After several tries to reboot and get working, I tried yum update, and
that failed, complaining of an python krb5 error. With more investigation,
I discovered that logins were failing as there was a problem with pam;
this turned out to be it couldn't open /lib64/security/pam_permit.so. The
reason for that was that it was a broken symlink, pointing to a file in
the same directory, that actually existed in the /lib64. Checking other
systems, I found it should, in fact, be a file, not a symlink.

At this point, the system was considered suspect. I brought the system
down, replaced the root drive, and rebuilt. I was not able to build it as
CentOS 7, as something in the older hardware broke the install. CentOS 6
built successfully, and the server was returned to service.

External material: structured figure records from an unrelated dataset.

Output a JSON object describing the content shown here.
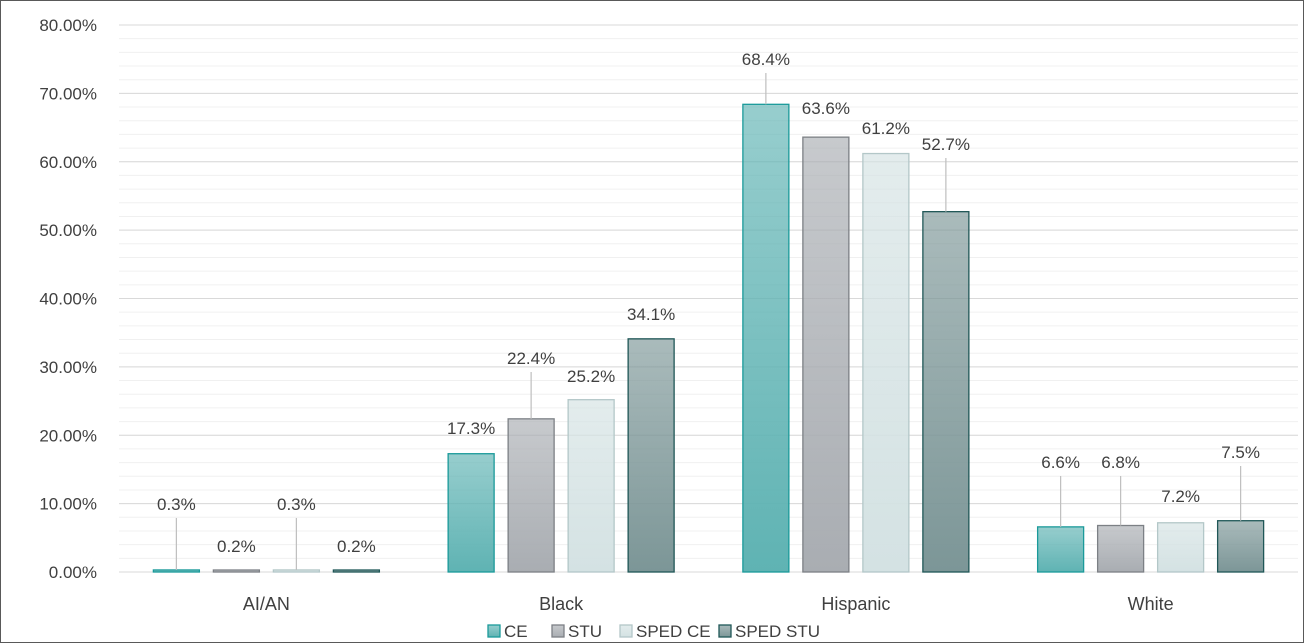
{
  "chart_data": {
    "type": "bar",
    "title": "",
    "xlabel": "",
    "ylabel": "",
    "ylim": [
      0,
      0.8
    ],
    "y_ticks": [
      "0.00%",
      "10.00%",
      "20.00%",
      "30.00%",
      "40.00%",
      "50.00%",
      "60.00%",
      "70.00%",
      "80.00%"
    ],
    "grid": true,
    "minor_grid": true,
    "legend_position": "bottom",
    "categories": [
      "AI/AN",
      "Black",
      "Hispanic",
      "White"
    ],
    "series": [
      {
        "name": "CE",
        "values": [
          0.003,
          0.173,
          0.684,
          0.066
        ],
        "labels": [
          "0.3%",
          "17.3%",
          "68.4%",
          "6.6%"
        ],
        "color": "#5fb3b3",
        "border": "#1a9a9a"
      },
      {
        "name": "STU",
        "values": [
          0.002,
          0.224,
          0.636,
          0.068
        ],
        "labels": [
          "0.2%",
          "22.4%",
          "63.6%",
          "6.8%"
        ],
        "color": "#a9adb2",
        "border": "#7c8085"
      },
      {
        "name": "SPED CE",
        "values": [
          0.003,
          0.252,
          0.612,
          0.072
        ],
        "labels": [
          "0.3%",
          "25.2%",
          "61.2%",
          "7.2%"
        ],
        "color": "#d4e2e3",
        "border": "#b3c7c8"
      },
      {
        "name": "SPED STU",
        "values": [
          0.002,
          0.341,
          0.527,
          0.075
        ],
        "labels": [
          "0.2%",
          "34.1%",
          "52.7%",
          "7.5%"
        ],
        "color": "#7c9697",
        "border": "#1f5757"
      }
    ]
  }
}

I then loaded the drive in another server, and examined it. fsck reported
both / and /boot were clean, but when I redid this with fask -c, to check
for bad blocks, it found many multiply-claimed blocks.

First question: anyone have an idea why it showed as clean, until I
checked for bad blocks? Would that just be because I'd gracefully shut
down the original server, and it mounted ok on the other server?

Mounting it on /mnt, I found no driver errors being reported in the logs,
nor anything happening, including logons, before an automated contact from
another server, which failed. AND I checked our loghost, and nothing odd
shows there, neither in message nor in secure.

At this point, I *think* it's filesystem corruption, rather than a
compromised system, but I'd really like to hear anyone's thoughts on this.